More than three million people will also be able to access new and improved stroke, respiratory and cardiac services over the next decade while neonatal care and integrated support for the elderly is also a consideration.

It is estimated that around 23,000 premature deaths and 50,000 hospital admissions will be prevented over the next decade by putting over 100,000 patients with heart problems through a healthy living and exercise programme every year. Mental health services have also been promised at least £2.3bn a year by 2023/24 to help around two million people who experience anxiety, depression or other mental health problems.

Big Issue founder John Bird has long called for prevention to play a prominent role in keeping the nation healthy, sparking a Twitter storm last year with his own call for an ‘NHS pledge’ that asked Brits to keep themselves healthy where possible to aid the health service.

Obesity, for example, is responsible for increasing cancer rates, making a person 2.5 times more likely to have high blood pressure and five times more likely to develop Type-2 diabetes, according to the Health Foundation. Obesity is responsible for an estimated 30,000 deaths each year.

He returns to the subject in this week’s Big Issue magazine, as he puts it, “I don’t know how we can ever get anywhere in life about wrongdoing, ill health, mental illness, if we don’t put an enormous effort into preventing stuff from happening.”

Speaking at today’s launch alongside Prime Minister, NHS England chief executive Simon Stevens said: “The NHS long-term plan keeps all that’s good about our health service and its place in our national life. It tackles head-on the pressures our staff face. And it sets a practical, costed, phased route map for the NHS’s priorities for care quality and outcomes improvement for the decade ahead.”

The new plan has been praised by charities British Heart Foundation, Macmillan and Mind.

“We are really pleased to see that mental health is such a key focus in the NHS long term plan and we welcome the £2.3bn set aside for mental health services,” said Paul Farmer, Mind chief executive. “This is the kind of sustained investment we need to see to put mental health on an equal footing with physical health and, if delivered, this plan will make a difference to the lives of thousands of people with mental health problems.

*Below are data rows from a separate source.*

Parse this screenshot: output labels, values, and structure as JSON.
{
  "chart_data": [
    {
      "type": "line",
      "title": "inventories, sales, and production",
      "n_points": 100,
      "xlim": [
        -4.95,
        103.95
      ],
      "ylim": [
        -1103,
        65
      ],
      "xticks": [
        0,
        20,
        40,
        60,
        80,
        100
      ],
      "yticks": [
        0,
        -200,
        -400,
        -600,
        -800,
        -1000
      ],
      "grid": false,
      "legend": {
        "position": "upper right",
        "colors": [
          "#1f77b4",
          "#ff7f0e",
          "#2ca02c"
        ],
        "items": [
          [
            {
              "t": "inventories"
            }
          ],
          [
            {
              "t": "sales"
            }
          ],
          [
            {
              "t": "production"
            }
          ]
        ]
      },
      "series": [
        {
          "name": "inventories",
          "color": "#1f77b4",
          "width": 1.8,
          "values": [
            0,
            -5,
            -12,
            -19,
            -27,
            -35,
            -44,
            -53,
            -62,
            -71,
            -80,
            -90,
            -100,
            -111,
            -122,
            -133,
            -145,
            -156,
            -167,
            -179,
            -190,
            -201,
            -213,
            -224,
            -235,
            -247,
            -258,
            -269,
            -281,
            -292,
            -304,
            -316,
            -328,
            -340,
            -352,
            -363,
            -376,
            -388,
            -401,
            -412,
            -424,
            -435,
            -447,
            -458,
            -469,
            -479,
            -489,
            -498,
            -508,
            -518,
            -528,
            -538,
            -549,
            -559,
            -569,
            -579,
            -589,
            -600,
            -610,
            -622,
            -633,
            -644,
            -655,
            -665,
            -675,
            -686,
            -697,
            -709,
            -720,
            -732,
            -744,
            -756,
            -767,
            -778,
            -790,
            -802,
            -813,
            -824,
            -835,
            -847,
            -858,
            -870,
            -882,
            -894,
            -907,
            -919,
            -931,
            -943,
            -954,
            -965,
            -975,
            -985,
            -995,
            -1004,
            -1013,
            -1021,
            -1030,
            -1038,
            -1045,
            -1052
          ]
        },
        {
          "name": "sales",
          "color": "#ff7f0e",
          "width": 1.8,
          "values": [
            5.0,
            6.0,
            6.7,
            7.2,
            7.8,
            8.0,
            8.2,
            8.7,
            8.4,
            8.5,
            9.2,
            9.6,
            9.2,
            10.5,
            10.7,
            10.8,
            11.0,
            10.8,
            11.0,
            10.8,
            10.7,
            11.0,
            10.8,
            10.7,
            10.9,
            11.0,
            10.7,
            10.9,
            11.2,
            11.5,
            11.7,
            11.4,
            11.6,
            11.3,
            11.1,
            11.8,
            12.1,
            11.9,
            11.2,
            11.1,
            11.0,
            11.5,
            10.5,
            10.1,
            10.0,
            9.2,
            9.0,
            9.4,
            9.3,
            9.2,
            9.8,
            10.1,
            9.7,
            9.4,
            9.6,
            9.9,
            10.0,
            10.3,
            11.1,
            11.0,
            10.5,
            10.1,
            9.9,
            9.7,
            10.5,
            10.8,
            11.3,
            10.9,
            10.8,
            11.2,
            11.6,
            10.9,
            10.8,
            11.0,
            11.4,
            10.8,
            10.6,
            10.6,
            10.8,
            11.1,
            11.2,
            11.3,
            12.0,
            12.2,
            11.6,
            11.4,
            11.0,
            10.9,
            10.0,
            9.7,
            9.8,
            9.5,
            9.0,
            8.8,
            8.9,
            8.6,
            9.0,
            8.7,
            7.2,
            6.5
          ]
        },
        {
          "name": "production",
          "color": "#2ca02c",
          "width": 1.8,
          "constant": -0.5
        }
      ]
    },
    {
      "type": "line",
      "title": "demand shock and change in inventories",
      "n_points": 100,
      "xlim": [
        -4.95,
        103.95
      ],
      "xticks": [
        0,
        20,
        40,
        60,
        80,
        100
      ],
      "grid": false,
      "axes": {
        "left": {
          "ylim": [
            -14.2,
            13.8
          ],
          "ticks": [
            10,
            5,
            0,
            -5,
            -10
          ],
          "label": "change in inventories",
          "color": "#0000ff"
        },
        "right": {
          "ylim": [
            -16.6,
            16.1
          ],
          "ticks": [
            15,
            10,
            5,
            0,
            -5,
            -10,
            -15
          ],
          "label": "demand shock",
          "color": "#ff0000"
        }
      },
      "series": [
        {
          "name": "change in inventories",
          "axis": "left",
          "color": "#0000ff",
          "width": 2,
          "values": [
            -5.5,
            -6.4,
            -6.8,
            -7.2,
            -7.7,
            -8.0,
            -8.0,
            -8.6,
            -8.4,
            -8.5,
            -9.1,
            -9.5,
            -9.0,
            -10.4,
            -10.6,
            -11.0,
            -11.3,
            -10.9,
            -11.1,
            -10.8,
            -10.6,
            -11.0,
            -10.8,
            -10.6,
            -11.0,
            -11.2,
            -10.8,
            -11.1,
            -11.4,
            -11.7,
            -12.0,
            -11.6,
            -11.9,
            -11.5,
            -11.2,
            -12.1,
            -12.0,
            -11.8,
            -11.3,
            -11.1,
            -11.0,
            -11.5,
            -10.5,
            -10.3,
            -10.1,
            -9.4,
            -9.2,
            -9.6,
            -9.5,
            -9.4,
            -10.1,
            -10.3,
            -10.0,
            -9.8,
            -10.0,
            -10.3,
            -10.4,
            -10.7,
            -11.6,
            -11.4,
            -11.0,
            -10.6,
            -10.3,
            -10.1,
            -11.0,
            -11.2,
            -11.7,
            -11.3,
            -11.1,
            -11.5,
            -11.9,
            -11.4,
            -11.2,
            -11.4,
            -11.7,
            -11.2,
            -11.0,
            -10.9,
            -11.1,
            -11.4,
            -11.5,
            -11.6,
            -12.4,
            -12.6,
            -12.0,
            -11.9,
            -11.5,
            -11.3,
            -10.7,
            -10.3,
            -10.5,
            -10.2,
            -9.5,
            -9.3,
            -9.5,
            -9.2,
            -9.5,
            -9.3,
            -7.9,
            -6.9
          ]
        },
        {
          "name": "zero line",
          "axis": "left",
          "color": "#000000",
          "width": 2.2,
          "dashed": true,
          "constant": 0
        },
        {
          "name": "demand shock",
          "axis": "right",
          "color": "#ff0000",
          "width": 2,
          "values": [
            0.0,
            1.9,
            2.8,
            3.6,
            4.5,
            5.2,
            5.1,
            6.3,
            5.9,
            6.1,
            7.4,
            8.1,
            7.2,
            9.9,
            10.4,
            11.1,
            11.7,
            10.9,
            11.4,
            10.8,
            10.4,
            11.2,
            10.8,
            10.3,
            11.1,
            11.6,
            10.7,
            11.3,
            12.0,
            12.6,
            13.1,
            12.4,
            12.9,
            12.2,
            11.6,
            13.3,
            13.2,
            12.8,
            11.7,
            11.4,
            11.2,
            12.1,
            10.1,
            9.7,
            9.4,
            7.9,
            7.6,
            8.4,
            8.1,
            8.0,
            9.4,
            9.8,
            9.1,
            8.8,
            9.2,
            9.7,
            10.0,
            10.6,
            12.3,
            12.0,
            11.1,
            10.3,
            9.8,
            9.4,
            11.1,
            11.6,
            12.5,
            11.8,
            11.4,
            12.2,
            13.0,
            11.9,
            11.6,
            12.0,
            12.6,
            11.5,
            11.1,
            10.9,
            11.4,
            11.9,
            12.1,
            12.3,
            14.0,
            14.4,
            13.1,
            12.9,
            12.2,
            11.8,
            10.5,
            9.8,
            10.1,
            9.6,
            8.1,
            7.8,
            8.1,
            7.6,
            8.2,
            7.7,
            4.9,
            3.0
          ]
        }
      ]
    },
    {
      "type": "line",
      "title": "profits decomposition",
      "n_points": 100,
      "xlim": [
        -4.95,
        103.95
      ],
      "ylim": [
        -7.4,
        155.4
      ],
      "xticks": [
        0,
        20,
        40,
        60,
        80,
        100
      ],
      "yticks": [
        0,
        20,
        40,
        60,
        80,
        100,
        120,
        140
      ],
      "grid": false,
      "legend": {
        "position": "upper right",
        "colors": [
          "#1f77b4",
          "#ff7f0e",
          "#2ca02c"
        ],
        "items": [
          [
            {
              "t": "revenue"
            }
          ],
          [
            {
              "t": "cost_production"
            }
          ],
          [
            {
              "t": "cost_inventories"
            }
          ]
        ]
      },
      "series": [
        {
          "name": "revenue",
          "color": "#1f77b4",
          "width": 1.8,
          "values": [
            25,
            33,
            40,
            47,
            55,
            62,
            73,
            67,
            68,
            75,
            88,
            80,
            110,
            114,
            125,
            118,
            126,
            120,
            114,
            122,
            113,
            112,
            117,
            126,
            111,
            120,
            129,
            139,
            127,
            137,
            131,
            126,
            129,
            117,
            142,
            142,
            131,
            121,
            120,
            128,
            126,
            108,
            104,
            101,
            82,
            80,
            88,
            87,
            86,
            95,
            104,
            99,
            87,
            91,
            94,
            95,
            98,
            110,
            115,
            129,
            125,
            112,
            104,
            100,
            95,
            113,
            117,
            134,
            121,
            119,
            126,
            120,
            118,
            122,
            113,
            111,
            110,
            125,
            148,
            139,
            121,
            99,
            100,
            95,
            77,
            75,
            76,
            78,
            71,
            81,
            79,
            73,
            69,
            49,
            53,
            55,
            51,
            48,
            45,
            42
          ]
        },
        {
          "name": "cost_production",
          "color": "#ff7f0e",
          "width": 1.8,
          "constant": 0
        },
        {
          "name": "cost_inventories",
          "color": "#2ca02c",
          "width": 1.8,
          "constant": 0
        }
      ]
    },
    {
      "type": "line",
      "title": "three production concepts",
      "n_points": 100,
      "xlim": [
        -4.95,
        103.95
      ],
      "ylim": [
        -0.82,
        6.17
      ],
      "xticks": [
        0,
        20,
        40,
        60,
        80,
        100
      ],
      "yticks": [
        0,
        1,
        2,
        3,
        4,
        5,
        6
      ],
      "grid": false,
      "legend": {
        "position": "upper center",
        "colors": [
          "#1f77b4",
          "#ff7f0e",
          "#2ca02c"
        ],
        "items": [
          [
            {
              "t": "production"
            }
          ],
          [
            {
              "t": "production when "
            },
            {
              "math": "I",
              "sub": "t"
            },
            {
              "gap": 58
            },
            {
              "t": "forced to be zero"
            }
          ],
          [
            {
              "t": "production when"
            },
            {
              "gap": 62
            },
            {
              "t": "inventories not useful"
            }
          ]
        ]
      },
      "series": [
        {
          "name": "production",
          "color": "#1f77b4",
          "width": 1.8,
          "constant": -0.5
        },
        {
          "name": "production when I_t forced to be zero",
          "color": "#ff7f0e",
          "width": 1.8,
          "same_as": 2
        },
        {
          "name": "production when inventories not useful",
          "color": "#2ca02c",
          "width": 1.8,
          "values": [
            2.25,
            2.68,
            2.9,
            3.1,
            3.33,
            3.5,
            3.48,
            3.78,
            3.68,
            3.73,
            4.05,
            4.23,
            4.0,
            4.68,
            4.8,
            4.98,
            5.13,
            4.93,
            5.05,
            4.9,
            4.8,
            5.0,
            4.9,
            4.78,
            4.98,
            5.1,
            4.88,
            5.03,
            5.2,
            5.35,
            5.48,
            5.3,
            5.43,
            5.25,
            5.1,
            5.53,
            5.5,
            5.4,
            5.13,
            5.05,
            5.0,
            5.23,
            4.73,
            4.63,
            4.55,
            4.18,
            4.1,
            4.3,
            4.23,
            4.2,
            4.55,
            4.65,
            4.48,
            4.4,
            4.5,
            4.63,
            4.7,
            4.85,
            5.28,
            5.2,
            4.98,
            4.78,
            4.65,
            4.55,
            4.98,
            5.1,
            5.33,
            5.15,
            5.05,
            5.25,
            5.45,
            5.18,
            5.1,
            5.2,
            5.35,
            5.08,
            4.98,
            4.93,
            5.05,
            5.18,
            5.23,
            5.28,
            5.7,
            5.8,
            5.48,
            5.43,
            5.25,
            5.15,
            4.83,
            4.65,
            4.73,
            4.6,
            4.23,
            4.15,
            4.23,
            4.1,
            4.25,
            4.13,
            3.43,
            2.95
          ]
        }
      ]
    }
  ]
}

However, the Unite union has insisted that the new plan does not face up to ‘the grim reality of the cash crisis confronting the health service’.

“This new cash is, in reality, putting in the funding that the government removed a decade ago. ‘Smoke and mirrors’ is the name of the game,” said Unite national officer for health Colenzo Jarrett-Thorpe.

“The money that is now coming on stream is not enough to meet the ambitious targets to save the almost 500,000 lives outlined in the long-term plan.